I turn up my palms in frustration.
“Cat?”
“I want to go to bed. Right now.”
“To make love, you mean?”
“No. To sleep.”
Sean closes his eyes, then opens them and gives me a long-suffering smile. “Okay. Let’s get you tucked in.”
After managing a smile of gratitude, I walk past him and down the stairs to my bedroom. I want to fall into bed, but my hygiene ritual is one of the things that holds me together. I manage to finish most of it, but my skin lotion will have to wait until tomorrow. As I climb under the covers, Sean comes in and sits on the edge of the bed in the least threatening position possible.
“Feel better?” he asks.
“No. What are we going to do?”
“About what we were just talking about?”
I shake my head. “About us.”
He gives me what he must think is a brave smile. “I don’t know, Cat. Now that Kaiser knows about us…there’s no telling what kind of stories will spread.”
“Can you leave them, Sean? Just tell me the truth. Can you leave your wife and children to be with me?”
He takes a deep breath and slowly blows it out. “I can. I can give up everything to be with you.”

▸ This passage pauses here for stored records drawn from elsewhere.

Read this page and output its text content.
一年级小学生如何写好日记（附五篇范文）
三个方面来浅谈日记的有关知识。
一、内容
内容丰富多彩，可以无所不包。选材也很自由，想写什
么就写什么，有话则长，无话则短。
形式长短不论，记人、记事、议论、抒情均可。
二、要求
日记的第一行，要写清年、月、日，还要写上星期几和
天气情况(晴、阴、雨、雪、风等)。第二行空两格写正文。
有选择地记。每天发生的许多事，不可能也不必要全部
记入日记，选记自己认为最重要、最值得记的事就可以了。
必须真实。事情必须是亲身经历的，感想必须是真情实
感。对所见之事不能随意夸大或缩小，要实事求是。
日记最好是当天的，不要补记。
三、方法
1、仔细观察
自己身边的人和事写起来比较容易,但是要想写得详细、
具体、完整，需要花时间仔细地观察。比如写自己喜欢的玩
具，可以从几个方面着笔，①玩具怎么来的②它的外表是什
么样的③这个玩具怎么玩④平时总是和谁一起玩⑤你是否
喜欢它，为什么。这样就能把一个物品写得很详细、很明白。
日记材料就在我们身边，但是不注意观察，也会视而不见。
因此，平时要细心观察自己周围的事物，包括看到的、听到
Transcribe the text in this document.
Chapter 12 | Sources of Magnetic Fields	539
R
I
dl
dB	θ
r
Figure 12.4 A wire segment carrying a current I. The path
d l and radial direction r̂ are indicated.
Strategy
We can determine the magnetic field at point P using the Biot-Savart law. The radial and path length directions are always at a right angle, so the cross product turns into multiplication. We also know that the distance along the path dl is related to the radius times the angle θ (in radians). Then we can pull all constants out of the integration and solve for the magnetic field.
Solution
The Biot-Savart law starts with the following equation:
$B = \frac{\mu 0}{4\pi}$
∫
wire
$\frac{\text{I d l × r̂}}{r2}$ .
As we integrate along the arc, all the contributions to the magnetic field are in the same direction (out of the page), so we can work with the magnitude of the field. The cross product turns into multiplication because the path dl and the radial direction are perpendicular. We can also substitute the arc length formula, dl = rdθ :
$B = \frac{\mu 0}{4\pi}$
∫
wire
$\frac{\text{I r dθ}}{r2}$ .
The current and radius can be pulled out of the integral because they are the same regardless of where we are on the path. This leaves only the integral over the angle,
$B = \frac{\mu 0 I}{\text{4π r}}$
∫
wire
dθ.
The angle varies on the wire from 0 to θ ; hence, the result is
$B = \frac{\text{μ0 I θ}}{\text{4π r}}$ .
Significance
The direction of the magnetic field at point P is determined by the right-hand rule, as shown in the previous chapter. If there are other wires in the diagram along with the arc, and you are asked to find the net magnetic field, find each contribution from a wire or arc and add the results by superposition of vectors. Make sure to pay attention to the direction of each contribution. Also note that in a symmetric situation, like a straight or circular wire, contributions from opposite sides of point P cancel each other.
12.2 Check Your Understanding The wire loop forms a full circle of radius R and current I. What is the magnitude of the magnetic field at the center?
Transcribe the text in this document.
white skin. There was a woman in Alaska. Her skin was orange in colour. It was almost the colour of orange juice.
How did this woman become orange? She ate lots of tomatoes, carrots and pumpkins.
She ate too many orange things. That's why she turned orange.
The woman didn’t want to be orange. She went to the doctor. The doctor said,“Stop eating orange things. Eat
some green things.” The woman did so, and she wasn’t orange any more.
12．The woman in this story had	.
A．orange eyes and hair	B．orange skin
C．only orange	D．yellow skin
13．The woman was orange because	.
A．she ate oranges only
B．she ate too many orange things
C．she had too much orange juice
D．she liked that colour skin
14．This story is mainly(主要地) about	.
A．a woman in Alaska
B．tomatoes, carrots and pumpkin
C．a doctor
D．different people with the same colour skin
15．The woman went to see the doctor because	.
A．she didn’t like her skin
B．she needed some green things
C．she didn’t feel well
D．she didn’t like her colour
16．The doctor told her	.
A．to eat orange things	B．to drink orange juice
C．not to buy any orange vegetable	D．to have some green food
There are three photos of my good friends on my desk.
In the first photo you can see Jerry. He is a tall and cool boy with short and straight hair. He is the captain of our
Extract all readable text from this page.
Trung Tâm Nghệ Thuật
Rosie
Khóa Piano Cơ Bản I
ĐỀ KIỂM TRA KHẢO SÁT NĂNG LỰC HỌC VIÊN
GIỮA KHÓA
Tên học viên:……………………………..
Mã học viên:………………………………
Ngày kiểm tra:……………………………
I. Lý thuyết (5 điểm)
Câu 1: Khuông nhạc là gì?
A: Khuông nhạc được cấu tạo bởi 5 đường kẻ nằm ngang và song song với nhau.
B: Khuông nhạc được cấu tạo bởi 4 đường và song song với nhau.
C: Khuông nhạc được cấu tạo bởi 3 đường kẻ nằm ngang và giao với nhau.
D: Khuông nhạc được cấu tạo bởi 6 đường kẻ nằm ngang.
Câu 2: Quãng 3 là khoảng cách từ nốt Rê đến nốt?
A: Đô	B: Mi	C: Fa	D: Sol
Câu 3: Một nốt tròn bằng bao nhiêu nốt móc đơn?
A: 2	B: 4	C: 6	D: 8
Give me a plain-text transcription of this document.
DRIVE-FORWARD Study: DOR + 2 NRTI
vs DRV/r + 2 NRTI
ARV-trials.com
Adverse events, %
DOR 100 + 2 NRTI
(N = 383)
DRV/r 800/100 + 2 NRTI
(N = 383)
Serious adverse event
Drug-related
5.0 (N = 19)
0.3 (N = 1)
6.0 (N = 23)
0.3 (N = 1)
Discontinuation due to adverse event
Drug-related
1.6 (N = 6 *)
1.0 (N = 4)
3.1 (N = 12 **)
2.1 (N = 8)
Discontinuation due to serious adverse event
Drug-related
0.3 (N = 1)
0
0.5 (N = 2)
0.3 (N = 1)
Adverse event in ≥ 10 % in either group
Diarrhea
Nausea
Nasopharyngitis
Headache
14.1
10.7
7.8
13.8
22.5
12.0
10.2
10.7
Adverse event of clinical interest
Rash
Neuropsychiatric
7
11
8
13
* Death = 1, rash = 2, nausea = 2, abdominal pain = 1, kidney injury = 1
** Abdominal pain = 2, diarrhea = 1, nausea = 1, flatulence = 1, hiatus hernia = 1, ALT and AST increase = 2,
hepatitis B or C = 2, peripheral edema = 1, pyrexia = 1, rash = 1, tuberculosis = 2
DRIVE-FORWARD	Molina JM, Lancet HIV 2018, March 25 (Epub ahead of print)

I see in his eyes that it’s true. “But do you want to? Is it the best thing?”
“Best for who? For me? Yes. For the kids? I can’t say that. It might be the worst thing that ever happens to them. It might ruin their lives.”
I close my eyes. I don’t want to ruin anyone’s life. But I don’t want to lose mine, either. “You’ve got three days to decide. After that, you’re either all the way in my life, or all the way out.”
Sean has witnessed terrible things in his life, but those quiet words seem to have put him into shock.
“I’m pregnant, Sean. I can’t wait anymore. I have to live a real life.”
He nods slowly. He gets it. “Can you sleep?”
“I’d sleep better if you were here.”
“I can stay.”
“How long?”
“It’s still afternoon. Five or six hours, maybe. Unless the killer hits again. Then I’ll have to go.”